Mais ces mesures pourraient s'avérer insuffisantes face à la hausse du thermomètre. Selon une étude de chercheurs internationaux publiée en 2022, l'Arabie saoudite pourrait devenir inhabitable d'ici 2100.

"Les autorités saoudiennes doivent tenir compte du changement climatique qui semble aller à l'encontre des ambitions pharaoniques du prince héritier, Mohammed ben Salmane. Ces décès durant le hajj posent aussi question alors que le royaume doit accueillir les Jeux asiatiques en 2029", estime Clarence Rodriguez.  

  • Quelle réaction des autorités saoudiennes ?

Les autorités saoudiennes ne communiquent pas directement sur le nombre de morts lors du pèlerinage; laissant le soin à chaque pays d'identifier ses ressortissants décédés. Une question d'image pour la monarchie, soucieuse de sa stature de centre névralgique de l'islam.

"La presse saoudienne n'annonce pas de morts. Ils parlent de personnes 'incommodées'. Le grand pèlerinage est une grande fierté nationale en Arabie saoudite, dont le roi est le gardien des lieux saints de l'islam", analyse Clarence Rodriguez.

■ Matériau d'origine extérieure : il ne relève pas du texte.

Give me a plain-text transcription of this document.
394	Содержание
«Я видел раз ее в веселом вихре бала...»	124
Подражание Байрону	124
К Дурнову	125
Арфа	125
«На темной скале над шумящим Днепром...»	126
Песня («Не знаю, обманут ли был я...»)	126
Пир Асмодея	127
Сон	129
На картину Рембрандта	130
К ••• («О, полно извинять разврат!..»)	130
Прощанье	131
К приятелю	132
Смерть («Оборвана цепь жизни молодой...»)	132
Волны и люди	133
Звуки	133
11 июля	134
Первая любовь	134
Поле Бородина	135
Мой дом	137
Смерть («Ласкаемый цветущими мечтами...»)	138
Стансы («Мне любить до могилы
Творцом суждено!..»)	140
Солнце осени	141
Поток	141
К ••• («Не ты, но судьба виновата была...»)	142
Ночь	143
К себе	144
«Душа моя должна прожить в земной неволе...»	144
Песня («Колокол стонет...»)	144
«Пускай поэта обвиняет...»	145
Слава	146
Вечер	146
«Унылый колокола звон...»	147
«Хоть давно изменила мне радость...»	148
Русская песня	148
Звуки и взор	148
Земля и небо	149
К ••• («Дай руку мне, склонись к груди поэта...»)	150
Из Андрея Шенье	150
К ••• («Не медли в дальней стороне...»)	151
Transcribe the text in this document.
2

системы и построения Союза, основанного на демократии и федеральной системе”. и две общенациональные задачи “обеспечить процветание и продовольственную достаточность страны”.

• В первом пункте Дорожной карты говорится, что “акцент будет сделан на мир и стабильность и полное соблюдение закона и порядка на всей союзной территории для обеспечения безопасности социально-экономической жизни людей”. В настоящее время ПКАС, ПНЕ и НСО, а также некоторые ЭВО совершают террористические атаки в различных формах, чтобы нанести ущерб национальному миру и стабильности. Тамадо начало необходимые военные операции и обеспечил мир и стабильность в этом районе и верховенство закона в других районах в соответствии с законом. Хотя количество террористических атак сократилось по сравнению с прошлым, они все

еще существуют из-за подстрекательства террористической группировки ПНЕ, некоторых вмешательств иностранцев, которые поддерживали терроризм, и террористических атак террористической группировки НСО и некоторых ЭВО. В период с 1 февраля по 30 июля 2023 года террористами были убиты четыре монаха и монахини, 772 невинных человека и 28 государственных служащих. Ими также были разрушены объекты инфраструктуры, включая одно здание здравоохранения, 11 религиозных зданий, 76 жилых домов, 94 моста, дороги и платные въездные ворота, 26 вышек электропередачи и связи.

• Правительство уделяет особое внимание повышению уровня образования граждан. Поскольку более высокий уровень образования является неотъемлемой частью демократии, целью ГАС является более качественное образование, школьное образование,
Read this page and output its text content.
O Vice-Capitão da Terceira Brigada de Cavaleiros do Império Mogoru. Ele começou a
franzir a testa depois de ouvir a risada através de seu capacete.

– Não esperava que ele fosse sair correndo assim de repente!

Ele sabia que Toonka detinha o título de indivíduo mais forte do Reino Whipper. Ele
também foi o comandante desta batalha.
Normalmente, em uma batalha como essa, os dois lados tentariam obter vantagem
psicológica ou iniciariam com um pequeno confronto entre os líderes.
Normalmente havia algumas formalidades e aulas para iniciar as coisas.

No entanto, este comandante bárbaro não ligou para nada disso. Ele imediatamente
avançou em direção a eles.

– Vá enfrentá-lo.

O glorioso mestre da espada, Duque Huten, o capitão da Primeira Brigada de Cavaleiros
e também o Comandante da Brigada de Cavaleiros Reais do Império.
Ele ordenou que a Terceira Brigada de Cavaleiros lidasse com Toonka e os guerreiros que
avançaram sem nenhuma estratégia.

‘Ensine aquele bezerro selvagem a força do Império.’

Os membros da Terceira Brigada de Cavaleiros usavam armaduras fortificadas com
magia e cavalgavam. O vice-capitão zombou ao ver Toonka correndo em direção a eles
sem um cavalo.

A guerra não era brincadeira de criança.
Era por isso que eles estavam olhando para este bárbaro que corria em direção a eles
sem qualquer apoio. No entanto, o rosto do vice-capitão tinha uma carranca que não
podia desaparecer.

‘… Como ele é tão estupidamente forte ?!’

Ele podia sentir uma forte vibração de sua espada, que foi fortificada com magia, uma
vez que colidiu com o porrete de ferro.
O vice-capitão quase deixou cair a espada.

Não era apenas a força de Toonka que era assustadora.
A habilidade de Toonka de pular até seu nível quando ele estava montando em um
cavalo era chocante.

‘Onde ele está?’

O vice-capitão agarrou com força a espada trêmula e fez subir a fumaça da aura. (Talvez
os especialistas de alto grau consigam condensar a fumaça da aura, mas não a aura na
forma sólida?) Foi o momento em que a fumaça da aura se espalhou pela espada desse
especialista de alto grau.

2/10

Instrument de puissance religieuse et diplomatique, le pèlerinage revêt également un intérêt économique pour l'Arabie saoudite. Chaque année, le grand pèlerinage rapporte entre 10 à 15 milliards de dollars aux caisses de l'État. En y ajoutant les revenus générés par l'autre pèlerinage, la oumra, pouvant s'effectuer tout au long de l'année, la somme dépasse les 20 milliards, soit la deuxième source de recettes du royaume.

Un tourisme religieux très lucratif au cœur du plan Vision 2030 censé amorcer la sortie de la dépendance saoudienne aux hydrocarbures. Objectif : faire venir chaque année plus de cinq millions de pèlerins pour le hajj.